Data analysis and interactive website to explore the patterns between changes in population mobility due to COVID-19 policies and the effect on the spread of the virus and its reproduction rate.
Folder EDA
contains all the exploratory data analysis performed in order to collect ideas and insights worthy to be developed further.
The file main.R
contains the source code that gets data from Google COVID-19 Community Mobility Reports and coronavirus statistic from Our World in Data website. It perform some basic data crunching in order to joing both datasets and generate a file with data at national level, for a specific list of countries.
The folder snapshots
contain temporal images of exploratory visualizations created in Tableau and Vega.js, in order to validate initial ideas (like the weekly seasonality on mobility changes and the relationship between the mobility and the R0). Vega specifications are located at the folder vega_specifications
.
Folder web-interactive
contains the website boostraped with React.js using the toolchain Create React App. Graphics and scrollytelling are built with D3.js and scrollama.js.
In the project directory, you can run:
yarn start
to runs the app in the development mode.Open http://localhost:3000 to view it in the browser.
yarn build
to build the app for production to the build
folder. It correctly bundles React in production mode and optimizes the build for the best performance.

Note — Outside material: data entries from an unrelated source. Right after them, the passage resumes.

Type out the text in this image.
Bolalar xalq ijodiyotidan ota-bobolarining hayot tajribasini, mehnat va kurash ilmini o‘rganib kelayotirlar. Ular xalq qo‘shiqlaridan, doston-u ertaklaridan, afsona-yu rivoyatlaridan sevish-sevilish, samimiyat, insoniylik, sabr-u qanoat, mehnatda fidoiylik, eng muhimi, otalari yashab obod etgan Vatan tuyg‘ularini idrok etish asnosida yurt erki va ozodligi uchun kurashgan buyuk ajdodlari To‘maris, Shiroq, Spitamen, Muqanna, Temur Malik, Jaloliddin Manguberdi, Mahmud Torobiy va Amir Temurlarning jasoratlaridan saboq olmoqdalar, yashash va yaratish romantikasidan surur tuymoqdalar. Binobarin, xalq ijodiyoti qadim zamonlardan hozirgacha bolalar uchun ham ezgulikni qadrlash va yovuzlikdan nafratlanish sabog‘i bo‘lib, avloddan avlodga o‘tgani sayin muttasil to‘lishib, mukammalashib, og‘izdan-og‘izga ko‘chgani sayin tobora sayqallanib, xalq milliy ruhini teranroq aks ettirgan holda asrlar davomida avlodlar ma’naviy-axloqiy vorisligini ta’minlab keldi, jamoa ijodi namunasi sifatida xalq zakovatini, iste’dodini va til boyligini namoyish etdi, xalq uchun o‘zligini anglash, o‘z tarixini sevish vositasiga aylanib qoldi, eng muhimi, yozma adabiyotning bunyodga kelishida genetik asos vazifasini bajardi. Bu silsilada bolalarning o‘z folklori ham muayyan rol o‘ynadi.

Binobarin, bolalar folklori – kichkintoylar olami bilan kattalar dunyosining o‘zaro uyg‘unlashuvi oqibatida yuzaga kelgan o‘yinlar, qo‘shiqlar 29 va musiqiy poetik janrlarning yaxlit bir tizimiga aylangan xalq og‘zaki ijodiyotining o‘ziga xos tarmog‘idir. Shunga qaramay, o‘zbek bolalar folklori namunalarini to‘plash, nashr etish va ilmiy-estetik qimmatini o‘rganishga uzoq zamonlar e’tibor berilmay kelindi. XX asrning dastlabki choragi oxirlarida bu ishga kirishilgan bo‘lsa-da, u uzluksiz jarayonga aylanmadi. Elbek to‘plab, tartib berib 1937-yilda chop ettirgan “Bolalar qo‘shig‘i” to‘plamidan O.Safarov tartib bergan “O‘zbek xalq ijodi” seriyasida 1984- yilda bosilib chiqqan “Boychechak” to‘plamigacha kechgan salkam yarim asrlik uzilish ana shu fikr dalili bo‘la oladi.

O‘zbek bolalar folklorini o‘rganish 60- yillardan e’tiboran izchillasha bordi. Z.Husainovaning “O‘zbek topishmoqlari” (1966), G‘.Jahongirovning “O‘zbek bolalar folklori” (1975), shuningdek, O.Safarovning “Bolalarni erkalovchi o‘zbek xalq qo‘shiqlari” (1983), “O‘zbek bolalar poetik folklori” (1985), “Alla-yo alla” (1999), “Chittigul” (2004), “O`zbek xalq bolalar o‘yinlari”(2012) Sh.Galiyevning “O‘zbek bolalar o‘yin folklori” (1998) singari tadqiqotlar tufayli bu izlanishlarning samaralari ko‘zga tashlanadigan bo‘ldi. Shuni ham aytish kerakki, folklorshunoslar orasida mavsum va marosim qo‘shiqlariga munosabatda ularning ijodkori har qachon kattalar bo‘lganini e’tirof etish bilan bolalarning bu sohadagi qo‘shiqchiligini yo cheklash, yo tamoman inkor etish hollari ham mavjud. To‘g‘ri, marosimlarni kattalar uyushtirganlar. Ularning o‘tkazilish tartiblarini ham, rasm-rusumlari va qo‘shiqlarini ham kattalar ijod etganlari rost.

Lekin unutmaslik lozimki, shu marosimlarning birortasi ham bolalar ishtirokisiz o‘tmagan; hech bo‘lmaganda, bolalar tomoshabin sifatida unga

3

- The visual features present in the connected scaterplots ("Connected Scatterplot for Presenting Paired Time Series", Steve Haroz et al) look powerful when used in the right context, specially when doing narrative storytelling.
- When looking at the correlation between mobility changes and reproduction R, explore rolling averages on both metrics, to smooth local peaks. Also having a time window of 10 days between mobility and R to see effect on R due to previous mobility restrictions.
- Wondering if there is a way to cluster countries based on its similar pandemic behaviour. Although this would present a lot of methodological problems (reliable data sources, complete and trusty enough), I would like to try some Principal Component Analysis on time series in order to get some preliminary results and compare them with e.g. the Bloomberg’s Covid Resilience Ranking.
- On the same line, grouping countries by economies or other large-scale indicartors and dig further with more analysis.